Let $f\colon \mathbb{R} \to \mathbb{R}$ be a differentiable function. Let us define the "discrete derivative"
$$ \Delta f( x) = f(x + 1) - f( x ) $$
and recursively $\Delta ^n f\left( x \right) = \Delta \left( {\Delta ^{n - 1} f\left( x \right)} \right)$ for all $n\geq 1$.
Is there some simple relation between $\Delta ^n f$ and the standard derivative $f^{(n)}$? Can we write a Taylor series expansion (say about 0) of $f$ in terms of discrete derivatives?

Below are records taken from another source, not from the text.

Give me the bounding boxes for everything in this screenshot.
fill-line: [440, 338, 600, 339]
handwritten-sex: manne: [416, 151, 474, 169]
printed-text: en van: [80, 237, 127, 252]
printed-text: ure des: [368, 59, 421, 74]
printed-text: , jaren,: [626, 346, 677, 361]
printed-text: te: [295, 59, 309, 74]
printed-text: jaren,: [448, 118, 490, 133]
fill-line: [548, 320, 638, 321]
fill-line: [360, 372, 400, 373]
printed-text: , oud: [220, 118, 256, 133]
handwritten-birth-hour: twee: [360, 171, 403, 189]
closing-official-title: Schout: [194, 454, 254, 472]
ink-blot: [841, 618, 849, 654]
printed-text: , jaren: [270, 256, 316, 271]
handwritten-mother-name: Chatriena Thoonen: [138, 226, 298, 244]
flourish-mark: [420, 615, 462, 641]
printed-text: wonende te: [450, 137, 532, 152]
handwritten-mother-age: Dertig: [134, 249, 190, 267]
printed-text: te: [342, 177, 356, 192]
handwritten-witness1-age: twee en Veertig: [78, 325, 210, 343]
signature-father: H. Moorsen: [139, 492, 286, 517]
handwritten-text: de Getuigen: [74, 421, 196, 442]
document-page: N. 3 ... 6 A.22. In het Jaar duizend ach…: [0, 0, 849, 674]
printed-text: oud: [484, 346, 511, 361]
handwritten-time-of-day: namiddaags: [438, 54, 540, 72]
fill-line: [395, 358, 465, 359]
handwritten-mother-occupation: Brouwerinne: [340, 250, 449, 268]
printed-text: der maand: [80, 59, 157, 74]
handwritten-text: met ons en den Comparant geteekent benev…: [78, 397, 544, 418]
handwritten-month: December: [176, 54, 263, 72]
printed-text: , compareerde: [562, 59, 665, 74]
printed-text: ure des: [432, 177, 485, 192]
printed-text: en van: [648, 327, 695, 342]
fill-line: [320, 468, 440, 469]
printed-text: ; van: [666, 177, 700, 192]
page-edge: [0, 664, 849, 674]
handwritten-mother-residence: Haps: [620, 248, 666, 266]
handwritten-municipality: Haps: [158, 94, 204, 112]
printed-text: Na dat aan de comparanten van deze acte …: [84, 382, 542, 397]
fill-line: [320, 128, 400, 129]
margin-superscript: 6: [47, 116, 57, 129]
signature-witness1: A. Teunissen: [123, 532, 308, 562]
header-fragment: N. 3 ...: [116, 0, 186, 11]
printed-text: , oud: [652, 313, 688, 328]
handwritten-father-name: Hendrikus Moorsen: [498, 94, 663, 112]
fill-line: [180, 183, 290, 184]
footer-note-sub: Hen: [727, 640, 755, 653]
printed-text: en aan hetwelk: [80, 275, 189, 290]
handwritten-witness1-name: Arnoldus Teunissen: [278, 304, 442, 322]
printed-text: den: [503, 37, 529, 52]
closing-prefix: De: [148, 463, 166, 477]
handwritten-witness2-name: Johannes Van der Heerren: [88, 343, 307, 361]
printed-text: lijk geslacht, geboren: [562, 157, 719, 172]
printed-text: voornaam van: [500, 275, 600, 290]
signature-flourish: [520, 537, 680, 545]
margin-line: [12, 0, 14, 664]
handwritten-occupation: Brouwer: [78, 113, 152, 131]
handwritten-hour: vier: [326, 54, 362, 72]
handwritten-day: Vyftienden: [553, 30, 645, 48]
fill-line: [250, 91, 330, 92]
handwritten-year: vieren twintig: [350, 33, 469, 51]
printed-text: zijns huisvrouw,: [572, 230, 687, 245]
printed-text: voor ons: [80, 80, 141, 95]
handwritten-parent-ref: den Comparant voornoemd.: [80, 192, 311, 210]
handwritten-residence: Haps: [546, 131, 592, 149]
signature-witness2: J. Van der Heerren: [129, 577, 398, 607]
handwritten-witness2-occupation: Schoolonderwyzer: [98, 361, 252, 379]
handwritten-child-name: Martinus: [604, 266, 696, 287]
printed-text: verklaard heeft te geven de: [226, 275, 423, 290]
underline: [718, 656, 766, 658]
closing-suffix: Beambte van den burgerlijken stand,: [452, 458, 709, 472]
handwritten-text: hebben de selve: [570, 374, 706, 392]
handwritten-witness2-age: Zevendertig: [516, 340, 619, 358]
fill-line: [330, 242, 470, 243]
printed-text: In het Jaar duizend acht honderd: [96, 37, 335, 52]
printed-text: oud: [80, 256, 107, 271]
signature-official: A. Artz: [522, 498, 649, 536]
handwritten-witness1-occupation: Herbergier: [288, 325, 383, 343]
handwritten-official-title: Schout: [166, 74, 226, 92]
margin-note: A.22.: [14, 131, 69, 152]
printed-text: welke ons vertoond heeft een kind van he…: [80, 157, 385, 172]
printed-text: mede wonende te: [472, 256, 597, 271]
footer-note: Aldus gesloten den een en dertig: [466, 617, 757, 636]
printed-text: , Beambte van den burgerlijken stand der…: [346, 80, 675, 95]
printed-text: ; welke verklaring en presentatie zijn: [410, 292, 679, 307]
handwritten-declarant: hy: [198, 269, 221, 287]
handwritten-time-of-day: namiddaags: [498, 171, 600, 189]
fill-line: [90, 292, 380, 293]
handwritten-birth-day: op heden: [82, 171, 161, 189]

Yes, using the Stirling numbers one has $$ \frac{1}{k!} \frac{d^k}{dx^k} f(x) = \sum_{n=k}^{\infty} \frac{s(n,k)}{n!} \Delta^{n} f(x) $$ and $$ \frac{1}{k!} \Delta^{k} f(x) = \sum_{n=k}^{\infty} \frac{S(n,k)}{n!} \frac{d^n}{dx^n} f(x)$$
Edit: The Newton Series are defined as $$ f(x) = \sum_{k=0}^{\infty} \binom{x-a}{k} \: \Delta^k f(a) $$ some examples include: $$ \sum_{k=0}^{\infty} (-1)^k \binom{n}{2k} = 2^{\frac{n}{2}} \: \cos(\frac{\pi n}{4}) \\ \sum_{k=1}^{\infty} \frac{(-1)^{k+1}}{k} \binom{n}{k} = H_n $$ where $H_n$ are the Harmonic numbers.